# The Chemical Brothers - Further



## Ben_j (Mar 30, 2010)

The Chemical Brothers have officially announced the release of their 7th album in June.
It will be called "Further" and will feature 8 tracks in the style of their infamous Electronic Battle Weapons. Each track will have a video, and a special edition will be released in DVD.

I dunno if there are any other Chemical Brothers fans here, but I'm really excited right now !

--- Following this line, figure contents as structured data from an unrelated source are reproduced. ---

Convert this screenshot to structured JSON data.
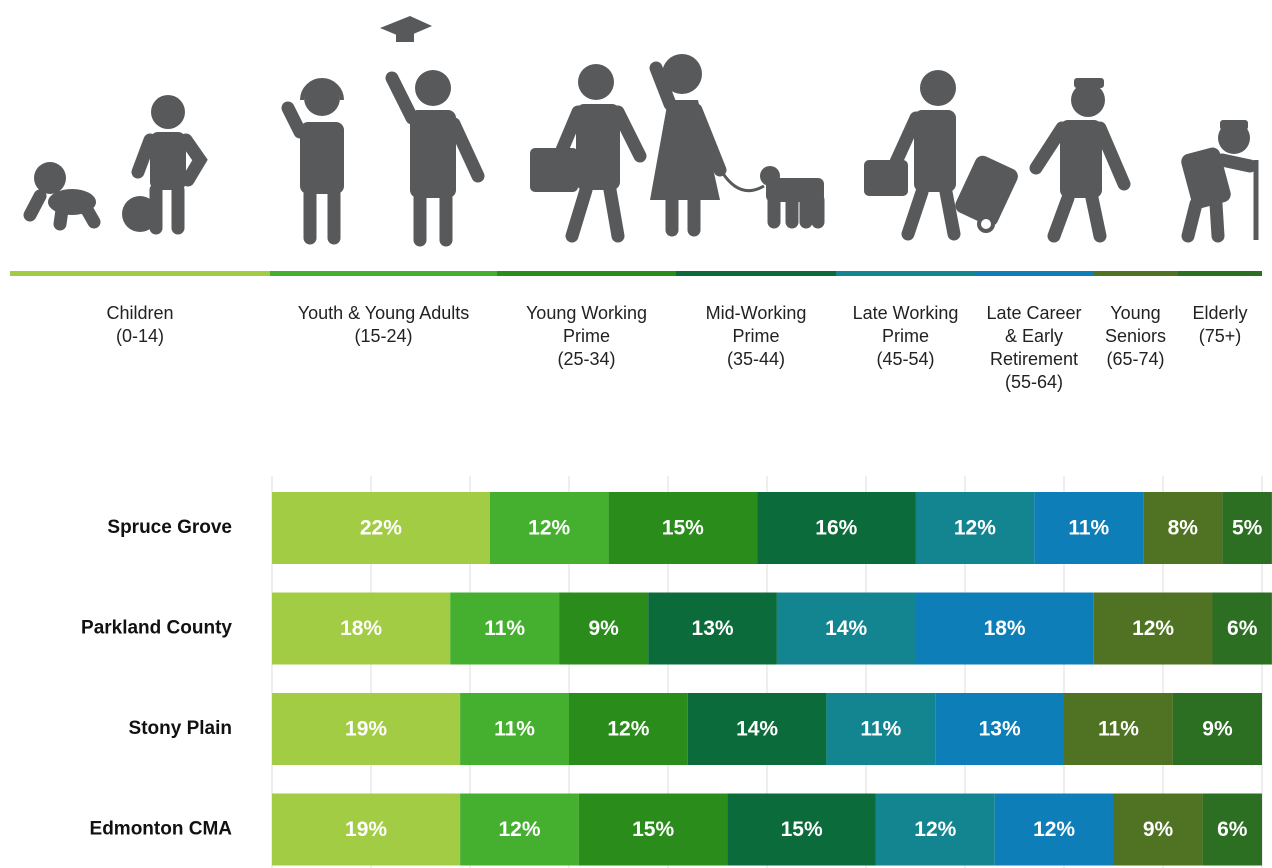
{
  "chart_data": {
    "type": "stacked_bar_horizontal",
    "categories": [
      "Spruce Grove",
      "Parkland County",
      "Stony Plain",
      "Edmonton CMA"
    ],
    "series": [
      {
        "name": "Children\n(0-14)",
        "color": "#a3cc45",
        "values": [
          22,
          18,
          19,
          19
        ],
        "value_labels": [
          "22%",
          "18%",
          "19%",
          "19%"
        ]
      },
      {
        "name": "Youth & Young Adults\n(15-24)",
        "color": "#45b02f",
        "values": [
          12,
          11,
          11,
          12
        ],
        "value_labels": [
          "12%",
          "11%",
          "11%",
          "12%"
        ]
      },
      {
        "name": "Young Working\nPrime\n(25-34)",
        "color": "#2a8c1a",
        "values": [
          15,
          9,
          12,
          15
        ],
        "value_labels": [
          "15%",
          "9%",
          "12%",
          "15%"
        ]
      },
      {
        "name": "Mid-Working\nPrime\n(35-44)",
        "color": "#0b6b3a",
        "values": [
          16,
          13,
          14,
          15
        ],
        "value_labels": [
          "16%",
          "13%",
          "14%",
          "15%"
        ]
      },
      {
        "name": "Late Working\nPrime\n(45-54)",
        "color": "#138590",
        "values": [
          12,
          14,
          11,
          12
        ],
        "value_labels": [
          "12%",
          "14%",
          "11%",
          "12%"
        ]
      },
      {
        "name": "Late Career\n& Early\nRetirement\n(55-64)",
        "color": "#0e7eb8",
        "values": [
          11,
          18,
          13,
          12
        ],
        "value_labels": [
          "11%",
          "18%",
          "13%",
          "12%"
        ]
      },
      {
        "name": "Young\nSeniors\n(65-74)",
        "color": "#4f7322",
        "values": [
          8,
          12,
          11,
          9
        ],
        "value_labels": [
          "8%",
          "12%",
          "11%",
          "9%"
        ]
      },
      {
        "name": "Elderly\n(75+)",
        "color": "#2c6e22",
        "values": [
          5,
          6,
          9,
          6
        ],
        "value_labels": [
          "5%",
          "6%",
          "9%",
          "6%"
        ]
      }
    ],
    "xlim": [
      0,
      100
    ],
    "xticks": [
      0,
      10,
      20,
      30,
      40,
      50,
      60,
      70,
      80,
      90,
      100
    ],
    "grid": true
  }
}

A few videos of tracks expected to be on this album :

at 3:02 in that video :


----------



## jesterscourt (Mar 30, 2010)

I feel terrible that the only Chemical Brothers that I can think of is on the X-Files Fight the Future soundtrack from the late 90's.


----------



## Hadrian (Mar 30, 2010)

Last thing they did that was any good was Surrender.  Every album since got worse.


----------



## Ben_j (Mar 30, 2010)

Hadriano said:
			
		

> Last thing they did that was any good was Surrender.  Every album since got worse.


you make me a sad panda


----------



## Ben_j (Apr 19, 2010)

Escape Velocity :


New (awesome) track they played at Milano :


----------



## GolenSun550 (Apr 20, 2010)

Ben_j said:
			
		

> Escape Velocity :
> 
> 
> New (awesome) track they played at Milano :


Enjoy your time.


----------



## Hadrian (Jun 5, 2010)

Finally got round to listening to the new album.

Fucking great!  They've gone back to what they do best and its probably the finest dance records I've heard for years.


----------